Whether you are enjoying a relaxing camping trip or fighting for your life in a survival situation, a proper shelter is essential. Improvised shelters, when made correctly, can be just as protective and efficient as high-priced tents from commercial retailers. Useful as a barrier against the elements, wild animals and creepy crawlies, the best homemade tents are simple to transport and are quickly assembled.
Locate a large tree with a wide trunk. If possible, locate a tree near a water source and away from high ground to avoid temperature-sapping winds.
Rake away any debris on the ground, using your feet in side-to-side sweeping motions. Pull out any protruding rocks or sticks and toss them away from your new campsite.
Locate one large rock the size of a watermelon and four smaller rocks the size of cantaloupes. If possible, find rocks with plenty of texture as opposed to those of the smooth-faced variety.
Tie the end of your cordage around the tree trunk approximately six feet above the ground. Place the large rock 10 to 12 feet away from the tree trunk. Tie the free end of your cordage around the large rock, ensuring that the cordage is taut.
Drape your canvas or tarp sheet over the taut cordage, leaving the upper 4 feet of cordage uncovered. Pull the sheet out to the sides and hold it in place with the four cantaloupe-sized rocks.
Find soft tree boughs or pine needles to cover the floor of your improvised tent. A thin, potentially itchy cushion is better than no cushion.
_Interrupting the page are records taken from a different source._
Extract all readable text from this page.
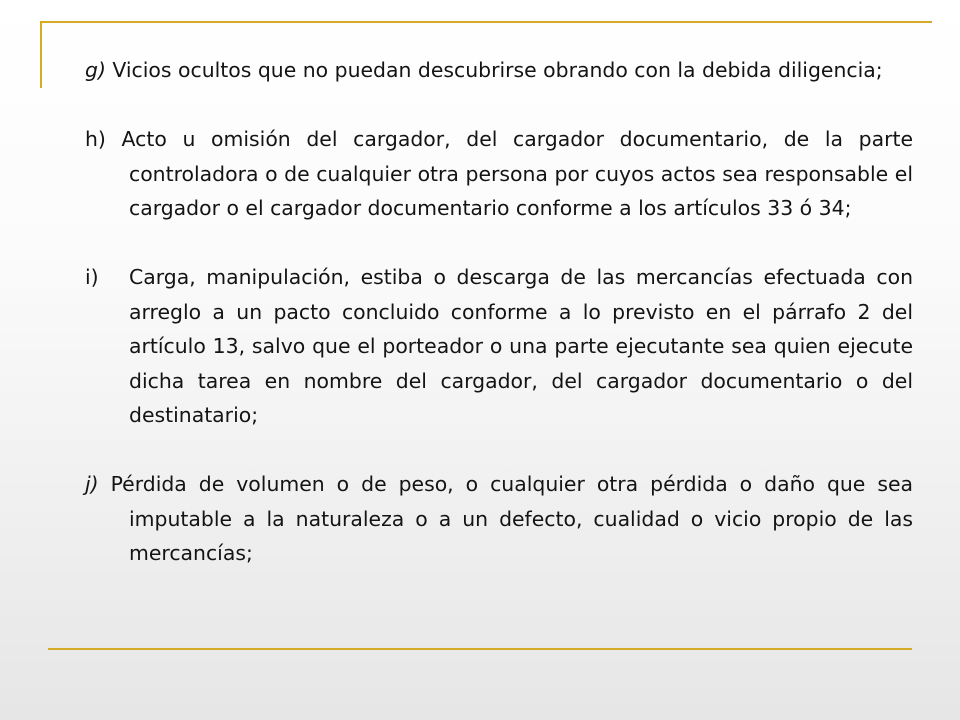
g) Vicios ocultos que no puedan descubrirse obrando con la debida diligencia;

h) Acto u omisión del cargador, del cargador documentario, de la parte controladora o de cualquier otra persona por cuyos actos sea responsable el cargador o el cargador documentario conforme a los artículos 33 ó 34;

i)	Carga, manipulación, estiba o descarga de las mercancías efectuada con arreglo a un pacto concluido conforme a lo previsto en el párrafo 2 del artículo 13, salvo que el porteador o una parte ejecutante sea quien ejecute dicha tarea en nombre del cargador, del cargador documentario o del destinatario;

j) Pérdida de volumen o de peso, o cualquier otra pérdida o daño que sea imputable a la naturaleza o a un defecto, cualidad o vicio propio de las mercancías;
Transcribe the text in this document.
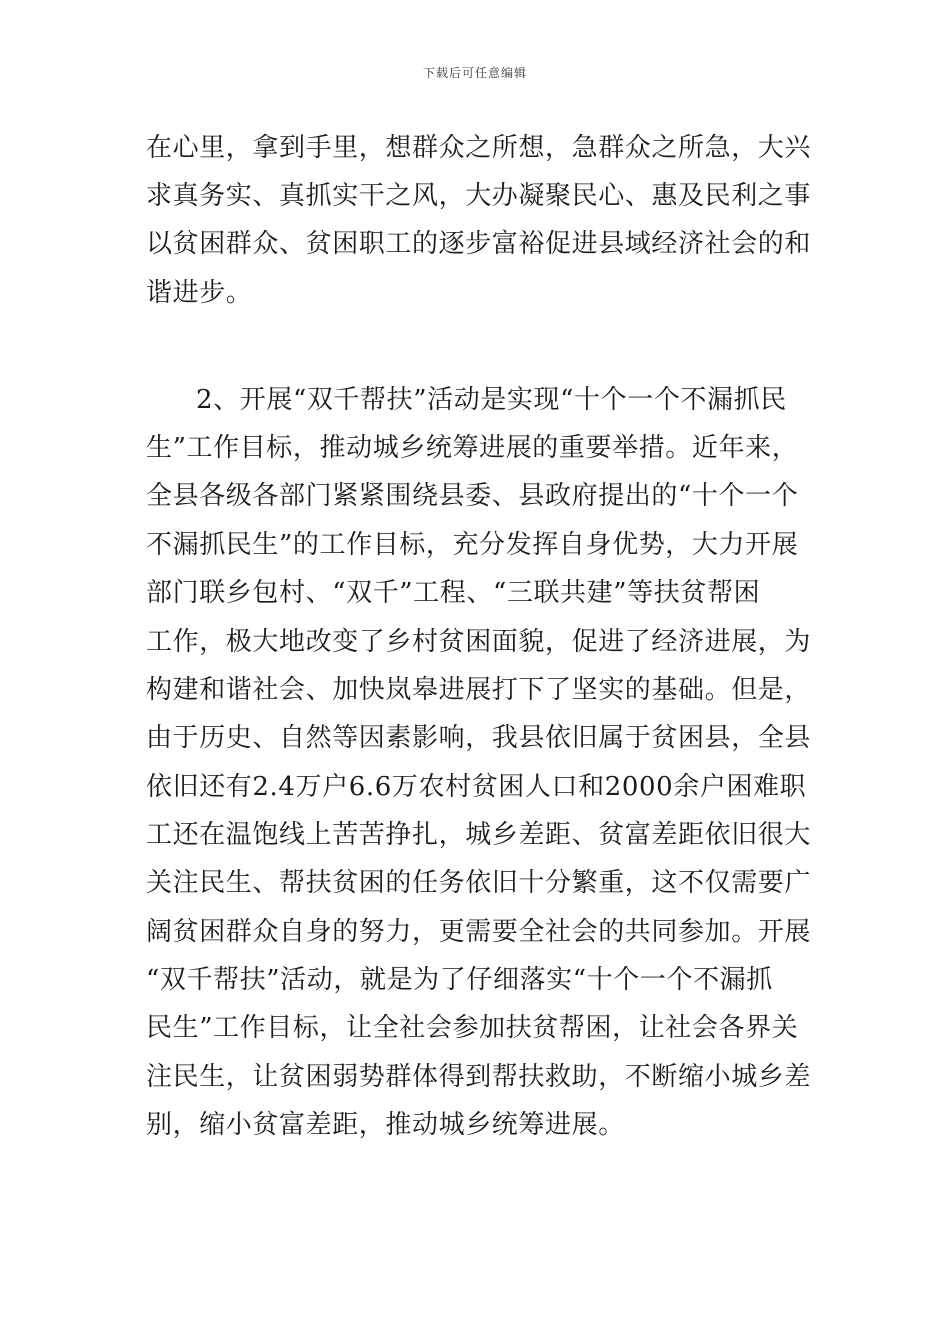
下载后可任意编辑
在心里，拿到手里，想群众之所想，急群众之所急，大兴
求真务实、真抓实干之风，大办凝聚民心、惠及民利之事
以贫困群众、贫困职工的逐步富裕促进县域经济社会的和
谐进步。
2、开展“双千帮扶”活动是实现“十个一个不漏抓民
生”工作目标，推动城乡统筹进展的重要举措。近年来，
全县各级各部门紧紧围绕县委、县政府提出的“十个一个
不漏抓民生”的工作目标，充分发挥自身优势，大力开展
部门联乡包村、“双千”工程、“三联共建”等扶贫帮困
工作，极大地改变了乡村贫困面貌，促进了经济进展，为
构建和谐社会、加快岚皋进展打下了坚实的基础。但是，
由于历史、自然等因素影响，我县依旧属于贫困县，全县
依旧还有2.4万户6.6万农村贫困人口和2000余户困难职
工还在温饱线上苦苦挣扎，城乡差距、贫富差距依旧很大
关注民生、帮扶贫困的任务依旧十分繁重，这不仅需要广
阔贫困群众自身的努力，更需要全社会的共同参加。开展
“双千帮扶”活动，就是为了仔细落实“十个一个不漏抓
民生”工作目标，让全社会参加扶贫帮困，让社会各界关
注民生，让贫困弱势群体得到帮扶救助，不断缩小城乡差
别，缩小贫富差距，推动城乡统筹进展。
Build a small fire between the shelter opening and the tree. If your fire is too big, it will burn through your cordage and ruin your shelter. The heat from the fire will reflect off the wide tree trunk, making your shelter cosy and warm.
Place small, flat rocks in your fire for several minutes and then transport them under your improvised cushion, thereby providing your homemade tent with a heated bed.